Just look at Rio. When Olympic organizers pleaded for around $35 million from the IOC to settle their debts, Bach and company flat out denied them. Yet, two days later, the IOC president was bragging about the $3.2 billion in assets in IOC coffers.
Then there’s Pyeongchang, the South Korean city that will host the 2018 Winter Games in five months. When members of the IOC Coordination Commission made their ninth and final visit to the Olympic city, they dropped a verbal bombshell on organizers, suggesting that the legacy plan for venues was not up to snuff. It’s as if the IOC is already starting to distance itself from the local hosts before the Games have even taken place.
These actions may seem cruel, but they are not unusual when it comes to the IOC in the 21st century. Sure, the Olympic bidding process inevitably brings happy talk from IOC luminaries about the brilliance of the aspiring hosts. When Mayor Eric Garcetti visited the Olympic Museum in Lausanne, Switzerland, last summer, Bach enthused, “The candidature of LA2024 has already refreshed and strengthened the close relationship between us. Keep following the sun, L.A.!”
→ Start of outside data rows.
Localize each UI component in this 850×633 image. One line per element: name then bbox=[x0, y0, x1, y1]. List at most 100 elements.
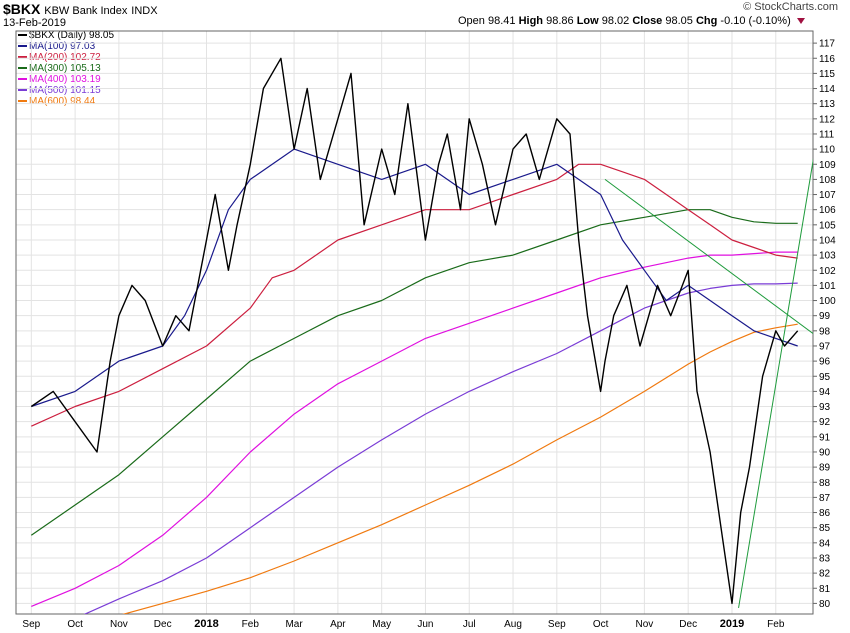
ma-line-ma300 bbox=[30, 209, 798, 536]
y-tick-label: 107 bbox=[819, 190, 836, 201]
y-tick-label: 103 bbox=[819, 251, 836, 262]
ohlc-readout: Open 98.41 High 98.86 Low 98.02 Close 98… bbox=[458, 15, 805, 27]
index-name: KBW Bank Index bbox=[44, 5, 128, 17]
y-tick-label: 115 bbox=[819, 69, 835, 80]
chart-legend: $BKX (Daily) 98.05 MA(100) 97.03 MA(200)… bbox=[18, 30, 114, 107]
legend-item[interactable]: MA(300) 105.13 bbox=[18, 63, 114, 74]
y-tick-label: 113 bbox=[819, 99, 835, 110]
ma-line-ma400 bbox=[31, 251, 798, 607]
legend-swatch bbox=[18, 67, 27, 70]
y-tick-label: 86 bbox=[819, 508, 831, 519]
legend-item[interactable]: MA(400) 103.19 bbox=[18, 74, 114, 85]
y-tick-label: 100 bbox=[819, 296, 836, 307]
y-tick-label: 112 bbox=[819, 114, 835, 125]
legend-item[interactable]: MA(200) 102.72 bbox=[18, 52, 114, 63]
x-tick-label: 2018 bbox=[194, 618, 218, 630]
trendline-rising bbox=[738, 158, 813, 609]
ma-line-ma100 bbox=[31, 148, 798, 408]
y-tick-label: 82 bbox=[819, 569, 831, 580]
x-tick-label: 2019 bbox=[720, 618, 744, 630]
ma-line-ma500 bbox=[83, 282, 798, 614]
chart-symbol-title: $BKX KBW Bank Index INDX bbox=[3, 1, 158, 17]
plot-frame bbox=[15, 30, 814, 615]
y-tick-label: 96 bbox=[819, 357, 831, 368]
y-tick-label: 84 bbox=[819, 538, 831, 549]
x-tick-label: Nov bbox=[110, 619, 128, 630]
x-tick-label: Aug bbox=[504, 619, 522, 630]
y-tick-label: 80 bbox=[819, 599, 831, 610]
y-tick-label: 102 bbox=[819, 266, 836, 277]
low-value: 98.02 bbox=[601, 15, 630, 27]
y-tick-label: 87 bbox=[819, 493, 831, 504]
x-tick-label: Jun bbox=[417, 619, 433, 630]
y-axis: 80 81 82 83 84 85 86 87 88 89 90 91 92 93 94 95 96 97 98 99… bbox=[813, 39, 836, 610]
legend-swatch bbox=[18, 78, 27, 81]
x-tick-label: Oct bbox=[593, 619, 609, 630]
high-label: High bbox=[518, 15, 544, 27]
y-tick-label: 108 bbox=[819, 175, 836, 186]
x-tick-label: Dec bbox=[154, 619, 172, 630]
x-tick-label: Sep bbox=[548, 619, 566, 630]
x-tick-label: Mar bbox=[285, 619, 303, 630]
x-tick-label: Nov bbox=[636, 619, 654, 630]
legend-item[interactable]: MA(600) 98.44 bbox=[18, 96, 114, 107]
price-line bbox=[30, 57, 799, 605]
x-axis: Sep Oct Nov Dec 2018 Feb Mar Apr May Jun Jul Aug Sep… bbox=[22, 618, 784, 630]
y-tick-label: 97 bbox=[819, 341, 831, 352]
y-tick-label: 85 bbox=[819, 523, 831, 534]
ma-line-ma200 bbox=[31, 163, 798, 427]
y-tick-label: 81 bbox=[819, 584, 831, 595]
y-tick-label: 105 bbox=[819, 220, 836, 231]
y-tick-label: 91 bbox=[819, 432, 831, 443]
close-value: 98.05 bbox=[665, 15, 693, 27]
legend-swatch bbox=[18, 45, 27, 48]
y-tick-label: 110 bbox=[819, 145, 835, 156]
y-tick-label: 88 bbox=[819, 478, 831, 489]
symbol-label: $BKX bbox=[3, 1, 41, 17]
legend-swatch bbox=[18, 34, 27, 37]
legend-item[interactable]: MA(100) 97.03 bbox=[18, 41, 114, 52]
legend-swatch bbox=[18, 89, 27, 92]
y-tick-label: 114 bbox=[819, 84, 835, 95]
y-tick-label: 92 bbox=[819, 417, 831, 428]
trendline-falling bbox=[604, 178, 813, 335]
x-tick-label: Feb bbox=[242, 619, 260, 630]
y-tick-label: 90 bbox=[819, 447, 831, 458]
grid bbox=[16, 31, 813, 614]
x-tick-label: May bbox=[372, 619, 391, 630]
y-tick-label: 111 bbox=[819, 129, 835, 140]
y-tick-label: 94 bbox=[819, 387, 831, 398]
series-layer bbox=[30, 57, 813, 614]
legend-item[interactable]: $BKX (Daily) 98.05 bbox=[18, 30, 114, 41]
chg-value: -0.10 (-0.10%) bbox=[720, 15, 791, 27]
high-value: 98.86 bbox=[546, 15, 574, 27]
brand-label[interactable]: © StockCharts.com bbox=[743, 1, 838, 13]
low-label: Low bbox=[576, 15, 599, 27]
y-tick-label: 98 bbox=[819, 326, 831, 337]
y-tick-label: 93 bbox=[819, 402, 831, 413]
y-tick-label: 83 bbox=[819, 553, 831, 564]
chg-label: Chg bbox=[695, 15, 718, 27]
down-triangle-icon bbox=[796, 18, 805, 25]
x-tick-label: Sep bbox=[22, 619, 40, 630]
ma-line-ma600 bbox=[122, 323, 798, 614]
x-tick-label: Dec bbox=[679, 619, 697, 630]
x-tick-label: Jul bbox=[463, 619, 476, 630]
close-label: Close bbox=[632, 15, 663, 27]
x-tick-label: Oct bbox=[67, 619, 83, 630]
x-tick-label: Feb bbox=[767, 619, 785, 630]
y-tick-label: 106 bbox=[819, 205, 836, 216]
x-tick-label: Apr bbox=[330, 619, 346, 630]
exchange-label: INDX bbox=[131, 5, 158, 17]
y-tick-label: 99 bbox=[819, 311, 831, 322]
legend-item[interactable]: MA(500) 101.15 bbox=[18, 85, 114, 96]
y-tick-label: 117 bbox=[819, 39, 835, 50]
legend-swatch bbox=[18, 100, 27, 103]
legend-swatch bbox=[18, 56, 27, 59]
y-tick-label: 95 bbox=[819, 372, 831, 383]
y-tick-label: 89 bbox=[819, 463, 831, 474]
chart-date: 13-Feb-2019 bbox=[3, 17, 66, 29]
y-tick-label: 116 bbox=[819, 54, 835, 65]
y-tick-label: 101 bbox=[819, 281, 836, 292]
But in the pinch the IOC makes its priorities clear: the IOC. Sure, it may continue to follow the sun, but it’ll be in private jets as members vamoose Los Angeles after the Games’ closing ceremony, leaving L.A. to once again fend for itself.
Jules Boykoff teaches political science at Pacific University. He is the author of three books on the Olympics, most recently “Power Games: A Political History of the Olympics.”